Blending data - Cloud

Talend Cloud Data Preparation Getting Started Guide

Version
Cloud
Language
English
Product
Talend Cloud
Module
Talend Data Preparation
Content
Data Quality and Preparation > Cleansing data

The lookup feature allows you to take data from an existing dataset and add it to your preparation.

This example assumes that:

  • You have retrieved the states.csv file from the Downloads tab of the documentation page.
  • You have added states.csv to your list of datasets in Talend Cloud Data Preparation. For more information about how to import a dataset, see Opening a dataset from a local file.

In this example, you want to add more geographical information on your customers, thanks to a reference file that you possess: the States dataset. This dataset contains the list of the US state codes, and their corresponding region. You will dynamically use the data from this dataset to complement your preparation. This will allow you to add information about each customer's subscription region, based on their state code.

To blend the data from another dataset in your preparation, proceed as follows:

Procedure

  1. Open your preparation.
  2. Click the lookup button in the upper right part of the screen to open the lookup panel.

  3. Click Select dataset to select an existing dataset.
  4. Select the dataset you want to use to perform the lookup, the states dataset in this example.
  5. Click Select.
  6. From the Current preparation and Lookup dataset drop-down list, select the columns matching in your main preparation and your reference dataset, the State and States Code columns in this example.
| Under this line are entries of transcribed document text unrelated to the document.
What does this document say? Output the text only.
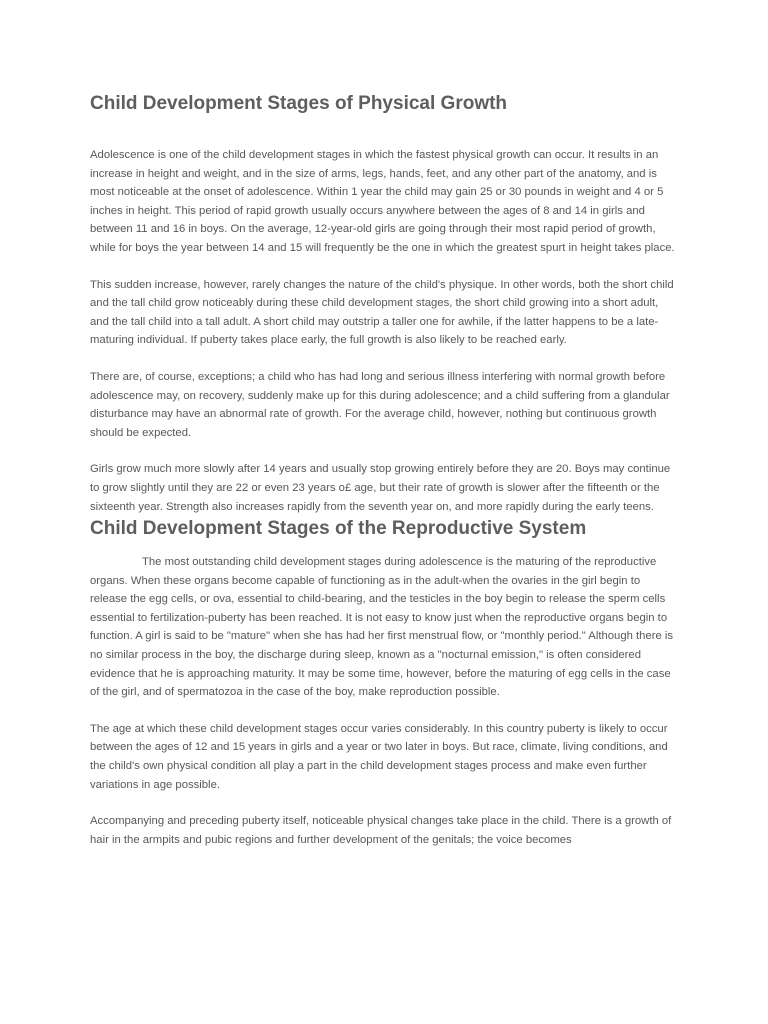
Child Development Stages of Physical Growth

Adolescence is one of the child development stages in which the fastest physical growth can occur. It results in an increase in height and weight, and in the size of arms, legs, hands, feet, and any other part of the anatomy, and is most noticeable at the onset of adolescence. Within 1 year the child may gain 25 or 30 pounds in weight and 4 or 5 inches in height. This period of rapid growth usually occurs anywhere between the ages of 8 and 14 in girls and between 11 and 16 in boys. On the average, 12-year-old girls are going through their most rapid period of growth, while for boys the year between 14 and 15 will frequently be the one in which the greatest spurt in height takes place.

This sudden increase, however, rarely changes the nature of the child's physique. In other words, both the short child and the tall child grow noticeably during these child development stages, the short child growing into a short adult, and the tall child into a tall adult. A short child may outstrip a taller one for awhile, if the latter happens to be a late-maturing individual. If puberty takes place early, the full growth is also likely to be reached early.

There are, of course, exceptions; a child who has had long and serious illness interfering with normal growth before adolescence may, on recovery, suddenly make up for this during adolescence; and a child suffering from a glandular disturbance may have an abnormal rate of growth. For the average child, however, nothing but continuous growth should be expected.

Girls grow much more slowly after 14 years and usually stop growing entirely before they are 20. Boys may continue to grow slightly until they are 22 or even 23 years o£ age, but their rate of growth is slower after the fifteenth or the sixteenth year. Strength also increases rapidly from the seventh year on, and more rapidly during the early teens.

Child Development Stages of the Reproductive System

The most outstanding child development stages during adolescence is the maturing of the reproductive organs. When these organs become capable of functioning as in the adult-when the ovaries in the girl begin to release the egg cells, or ova, essential to child-bearing, and the testicles in the boy begin to release the sperm cells essential to fertilization-puberty has been reached. It is not easy to know just when the reproductive organs begin to function. A girl is said to be "mature" when she has had her first menstrual flow, or "monthly period." Although there is no similar process in the boy, the discharge during sleep, known as a "nocturnal emission," is often considered evidence that he is approaching maturity. It may be some time, however, before the maturing of egg cells in the case of the girl, and of spermatozoa in the case of the boy, make reproduction possible.

The age at which these child development stages occur varies considerably. In this country puberty is likely to occur between the ages of 12 and 15 years in girls and a year or two later in boys. But race, climate, living conditions, and the child's own physical condition all play a part in the child development stages process and make even further variations in age possible.

Accompanying and preceding puberty itself, noticeable physical changes take place in the child. There is a growth of hair in the armpits and pubic regions and further development of the genitals; the voice becomes
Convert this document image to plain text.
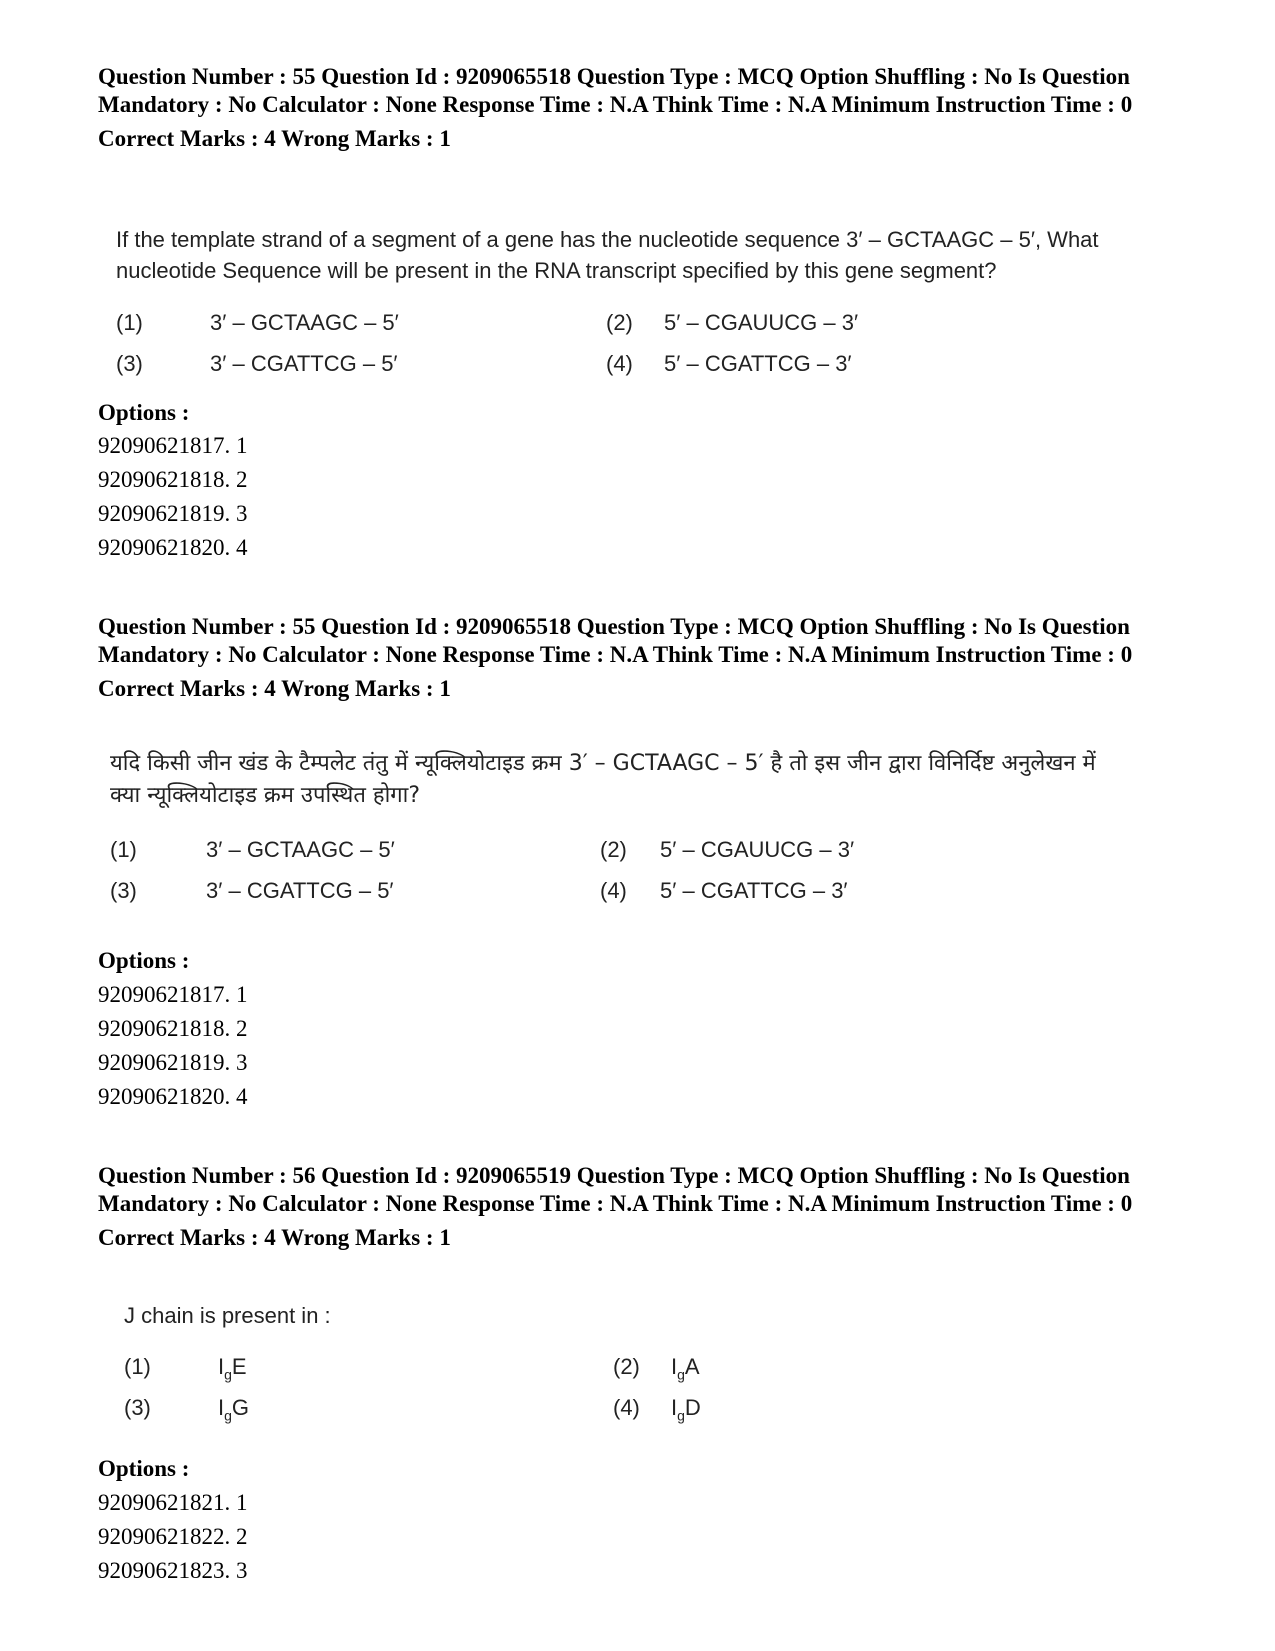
Question Number : 55 Question Id : 9209065518 Question Type : MCQ Option Shuffling : No Is Question Mandatory : No Calculator : None Response Time : N.A Think Time : N.A Minimum Instruction Time : 0

Correct Marks : 4 Wrong Marks : 1

If the template strand of a segment of a gene has the nucleotide sequence 3′ – GCTAAGC – 5′, What nucleotide Sequence will be present in the RNA transcript specified by this gene segment?

(1)	3′ – GCTAAGC – 5′	(2) 5′ – CGAUUCG – 3′
(3)	3′ – CGATTCG – 5′	(4) 5′ – CGATTCG – 3′
Options :
92090621817. 1
92090621818. 2
92090621819. 3
92090621820. 4

Question Number : 55 Question Id : 9209065518 Question Type : MCQ Option Shuffling : No Is Question Mandatory : No Calculator : None Response Time : N.A Think Time : N.A Minimum Instruction Time : 0

Correct Marks : 4 Wrong Marks : 1

यदि किसी जीन खंड के टैम्पलेट तंतु में न्यूक्लियोटाइड क्रम 3′ – GCTAAGC – 5′ है तो इस जीन द्वारा विनिर्दिष्ट अनुलेखन में क्या न्यूक्लियोटाइड क्रम उपस्थित होगा?

(1)	3′ – GCTAAGC – 5′	(2) 5′ – CGAUUCG – 3′
(3)	3′ – CGATTCG – 5′	(4) 5′ – CGATTCG – 3′
Options :
92090621817. 1
92090621818. 2
92090621819. 3
92090621820. 4

Question Number : 56 Question Id : 9209065519 Question Type : MCQ Option Shuffling : No Is Question Mandatory : No Calculator : None Response Time : N.A Think Time : N.A Minimum Instruction Time : 0

Correct Marks : 4 Wrong Marks : 1

J chain is present in :

(1)	$I_gE$	(2) $I_gA$
(3)	$I_gG$	(4) $I_gD$
Options :
92090621821. 1
92090621822. 2
92090621823. 3
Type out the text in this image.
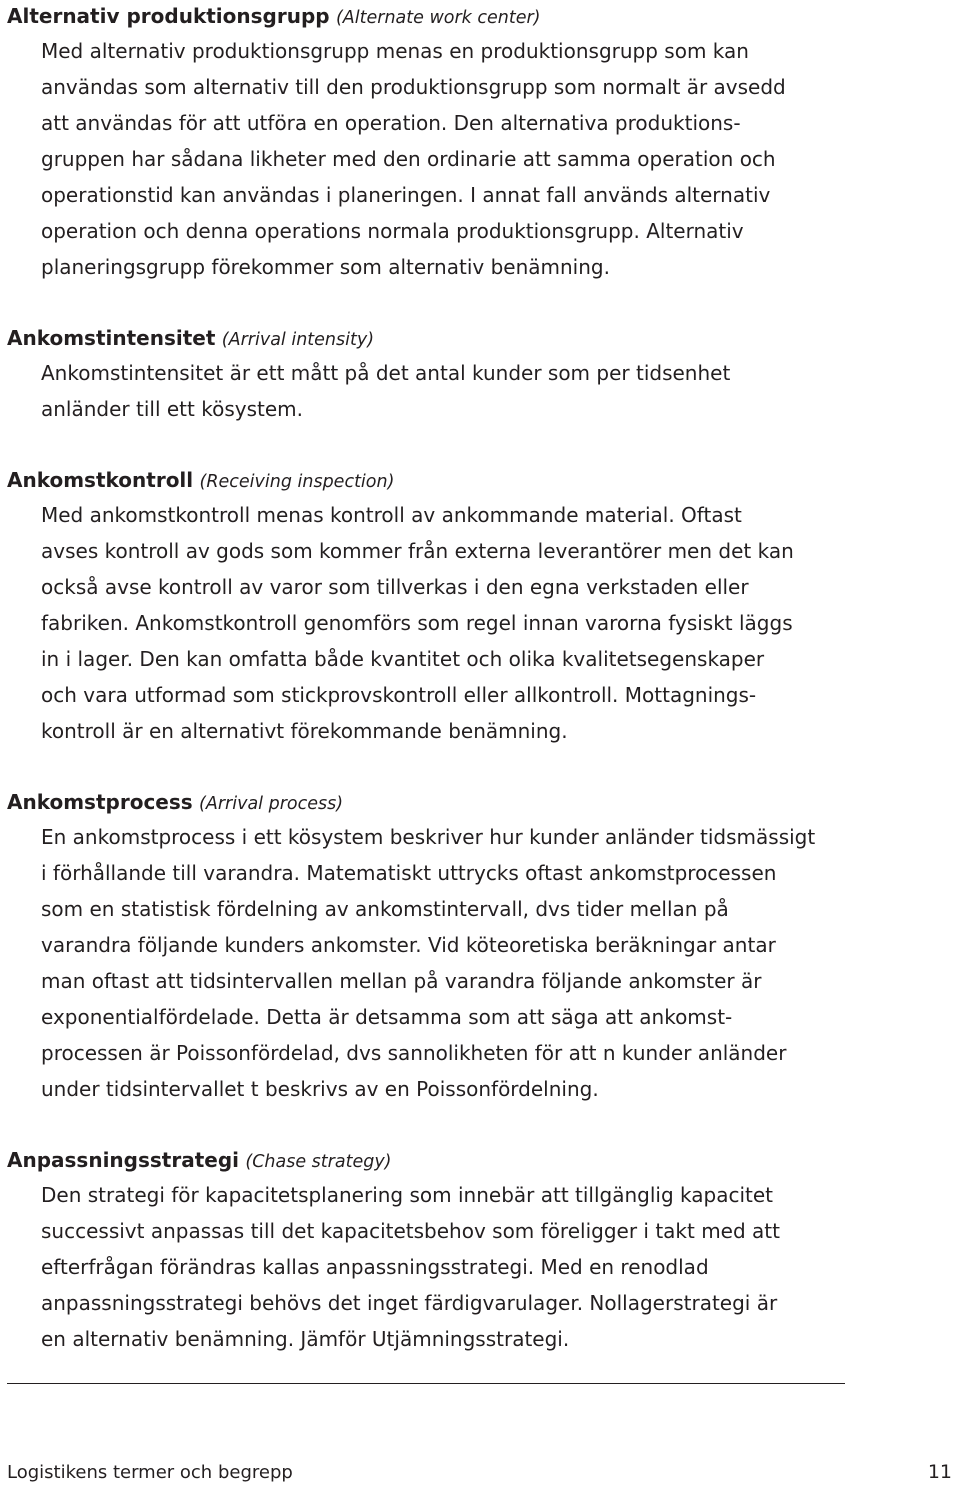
Alternativ produktionsgrupp (Alternate work center)
Med alternativ produktionsgrupp menas en produktionsgrupp som kan
användas som alternativ till den produktionsgrupp som normalt är avsedd
att användas för att utföra en operation. Den alternativa produktions-
gruppen har sådana likheter med den ordinarie att samma operation och
operationstid kan användas i planeringen. I annat fall används alternativ
operation och denna operations normala produktionsgrupp. Alternativ
planeringsgrupp förekommer som alternativ benämning.
Ankomstintensitet (Arrival intensity)
Ankomstintensitet är ett mått på det antal kunder som per tidsenhet
anländer till ett kösystem.
Ankomstkontroll (Receiving inspection)
Med ankomstkontroll menas kontroll av ankommande material. Oftast
avses kontroll av gods som kommer från externa leverantörer men det kan
också avse kontroll av varor som tillverkas i den egna verkstaden eller
fabriken. Ankomstkontroll genomförs som regel innan varorna fysiskt läggs
in i lager. Den kan omfatta både kvantitet och olika kvalitetsegenskaper
och vara utformad som stickprovskontroll eller allkontroll. Mottagnings-
kontroll är en alternativt förekommande benämning.
Ankomstprocess (Arrival process)
En ankomstprocess i ett kösystem beskriver hur kunder anländer tidsmässigt
i förhållande till varandra. Matematiskt uttrycks oftast ankomstprocessen
som en statistisk fördelning av ankomstintervall, dvs tider mellan på
varandra följande kunders ankomster. Vid köteoretiska beräkningar antar
man oftast att tidsintervallen mellan på varandra följande ankomster är
exponentialfördelade. Detta är detsamma som att säga att ankomst-
processen är Poissonfördelad, dvs sannolikheten för att n kunder anländer
under tidsintervallet t beskrivs av en Poissonfördelning.
Anpassningsstrategi (Chase strategy)
Den strategi för kapacitetsplanering som innebär att tillgänglig kapacitet
successivt anpassas till det kapacitetsbehov som föreligger i takt med att
efterfrågan förändras kallas anpassningsstrategi. Med en renodlad
anpassningsstrategi behövs det inget färdigvarulager. Nollagerstrategi är
en alternativ benämning. Jämför Utjämningsstrategi.
Logistikens termer och begrepp	11
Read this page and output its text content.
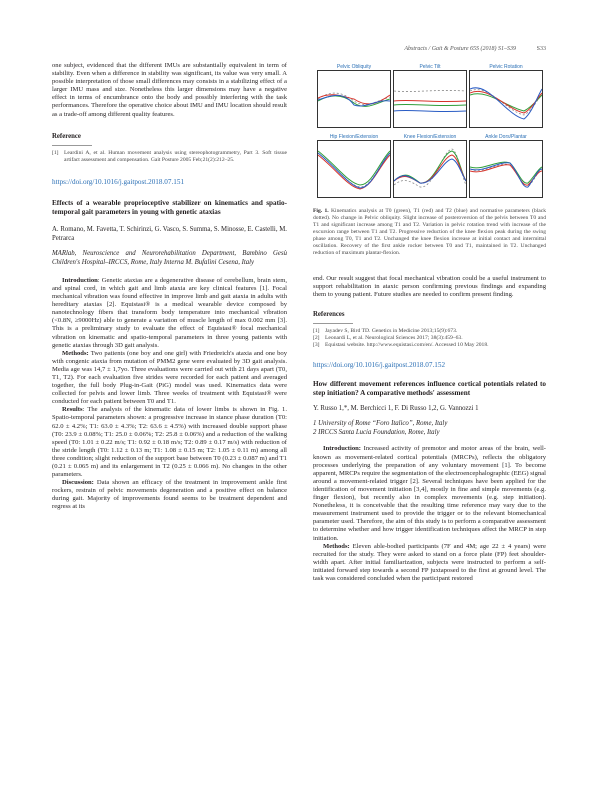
Abstracts / Gait & Posture 65S (2018) S1–S39	S33

one subject, evidenced that the different IMUs are substantially equivalent in term of stability. Even when a difference in stability was significant, its value was very small. A possible interpretation of those small differences may consists in a stabilizing effect of a larger IMU mass and size. Nonetheless this larger dimensions may have a negative effect in terms of encumbrance onto the body and possibly interfering with the task performances. Therefore the operative choice about IMU and IMU location should result as a trade-off among different quality features.

Reference
[1] Leardini A, et al. Human movement analysis using stereophotogrammetry, Part 3. Soft tissue artifact assessment and compensation. Gait Posture 2005 Feb;21(2):212–25.
https://doi.org/10.1016/j.gaitpost.2018.07.151

Effects of a wearable proprioceptive stabilizer on kinematics and spatio-temporal gait parameters in young with genetic ataxias

A. Romano, M. Favetta, T. Schirinzi, G. Vasco, S. Summa, S. Minosse, E. Castelli, M. Petrarca

MARlab, Neuroscience and Neurorehabilitation Department, Bambino Gesù Children's Hospital–IRCCS, Rome, Italy Interna M. Bufalini Cesena, Italy

Introduction: Genetic ataxias are a degenerative disease of cerebellum, brain stem, and spinal cord, in which gait and limb ataxia are key clinical features [1]. Focal mechanical vibration was found effective in improve limb and gait ataxia in adults with hereditary ataxias [2]. Equistasi® is a medical wearable device composed by nanotechnology fibers that transform body temperature into mechanical vibration (<0.8N, ≥9000Hz) able to generate a variation of muscle length of max 0.002 mm [3]. This is a preliminary study to evaluate the effect of Equistasi® focal mechanical vibration on kinematic and spatio-temporal parameters in three young patients with genetic ataxias through 3D gait analysis.

Methods: Two patients (one boy and one girl) with Friedreich's ataxia and one boy with congenic ataxia from mutation of PMM2 gene were evaluated by 3D gait analysis. Media age was 14,7 ± 1,7yo. Three evaluations were carried out with 21 days apart (T0, T1, T2). For each evaluation five strides were recorded for each patient and averaged together, the full body Plug-in-Gait (PiG) model was used. Kinematics data were collected for pelvis and lower limb. Three weeks of treatment with Equistasi® were conducted for each patient between T0 and T1.

Results: The analysis of the kinematic data of lower limbs is shown in Fig. 1. Spatio-temporal parameters shown: a progressive increase in stance phase duration (T0: 62.0 ± 4.2%; T1: 63.0 ± 4.3%; T2: 63.6 ± 4.5%) with increased double support phase (T0: 23.9 ± 0.08%; T1: 25.0 ± 0.06%; T2: 25.8 ± 0.06%) and a reduction of the walking speed (T0: 1.01 ± 0.22 m/s; T1: 0.92 ± 0.18 m/s; T2: 0.89 ± 0.17 m/s) with reduction of the stride length (T0: 1.12 ± 0.13 m; T1: 1.08 ± 0.15 m; T2: 1.05 ± 0.11 m) among all three condition; slight reduction of the support base between T0 (0.23 ± 0.087 m) and T1 (0.21 ± 0.065 m) and its enlargement in T2 (0.25 ± 0.066 m). No changes in the other parameters.

Discussion: Data shown an efficacy of the treatment in improvement ankle first rockers, restrain of pelvic movements degeneration and a positive effect on balance during gait. Majority of improvements found seems to be treatment dependent and regress at its

Pelvic Obliquity	Pelvic Tilt	Pelvic Rotation
Hip Flexion/Extension	Knee Flexion/Extension	Ankle Dors/Plantar

Fig. 1. Kinematics analysis at T0 (green), T1 (red) and T2 (blue) and normative parameters (black dotted). No change in Pelvic obliquity. Slight increase of posteroversion of the pelvis between T0 and T1 and significant increase among T1 and T2. Variation in pelvic rotation trend with increase of the excursion range between T1 and T2. Progressive reduction of the knee flexion peak during the swing phase among T0, T1 and T2. Unchanged the knee flexion increase at initial contact and intermittal oscillation. Recovery of the first ankle rocker between T0 and T1, maintained in T2. Unchanged reduction of maximum plantar-flexion.

end. Our result suggest that focal mechanical vibration could be a useful instrument to support rehabilitation in ataxic person confirming previous findings and expanding them to young patient. Future studies are needed to confirm present finding.

References
[1] Jayadev S, Bird TD. Genetics in Medicine 2013;15(9):673.
[2] Leonardi L, et al. Neurological Sciences 2017; 38(3):459–63.
[3] Equistasi website. http://www.equistasi.com/en/. Accessed 10 May 2018.
https://doi.org/10.1016/j.gaitpost.2018.07.152

How different movement references influence cortical potentials related to step initiation? A comparative methods' assessment

Y. Russo 1,*, M. Berchicci 1, F. Di Russo 1,2, G. Vannozzi 1

1 University of Rome “Foro Italico”, Rome, Italy

2 IRCCS Santa Lucia Foundation, Rome, Italy

Introduction: Increased activity of premotor and motor areas of the brain, well-known as movement-related cortical potentials (MRCPs), reflects the obligatory processes underlying the preparation of any voluntary movement [1]. To become apparent, MRCPs require the segmentation of the electroencephalographic (EEG) signal around a movement-related trigger [2]. Several techniques have been applied for the identification of movement initiation [3,4], mostly in fine and simple movements (e.g. finger flexion), but recently also in complex movements (e.g. step initiation). Nonetheless, it is conceivable that the resulting time reference may vary due to the measurement instrument used to provide the trigger or to the relevant biomechanical parameter used. Therefore, the aim of this study is to perform a comparative assessment to determine whether and how trigger identification techniques affect the MRCP in step initiation.

Methods: Eleven able-bodied participants (7F and 4M; age 22 ± 4 years) were recruited for the study. They were asked to stand on a force plate (FP) feet shoulder-width apart. After initial familiarization, subjects were instructed to perform a self-initiated forward step towards a second FP juxtaposed to the first at ground level. The task was considered concluded when the participant restored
    In order to perform a lookup, at least one column with matching data must be present in the preparation and dataset that you want to blend, the US state codes in this case.

  7. From the Columns to add drop-down list, select the Region column to add it to the current dataset.

  8. Choose to apply those changes only on the filtered rows or on all of the rows.
  9. Click Submit to apply the changes and add the Region column to your preparation.

Results

Your data now includes a new information about the subscription region of your customer, that you extracted from a reference file.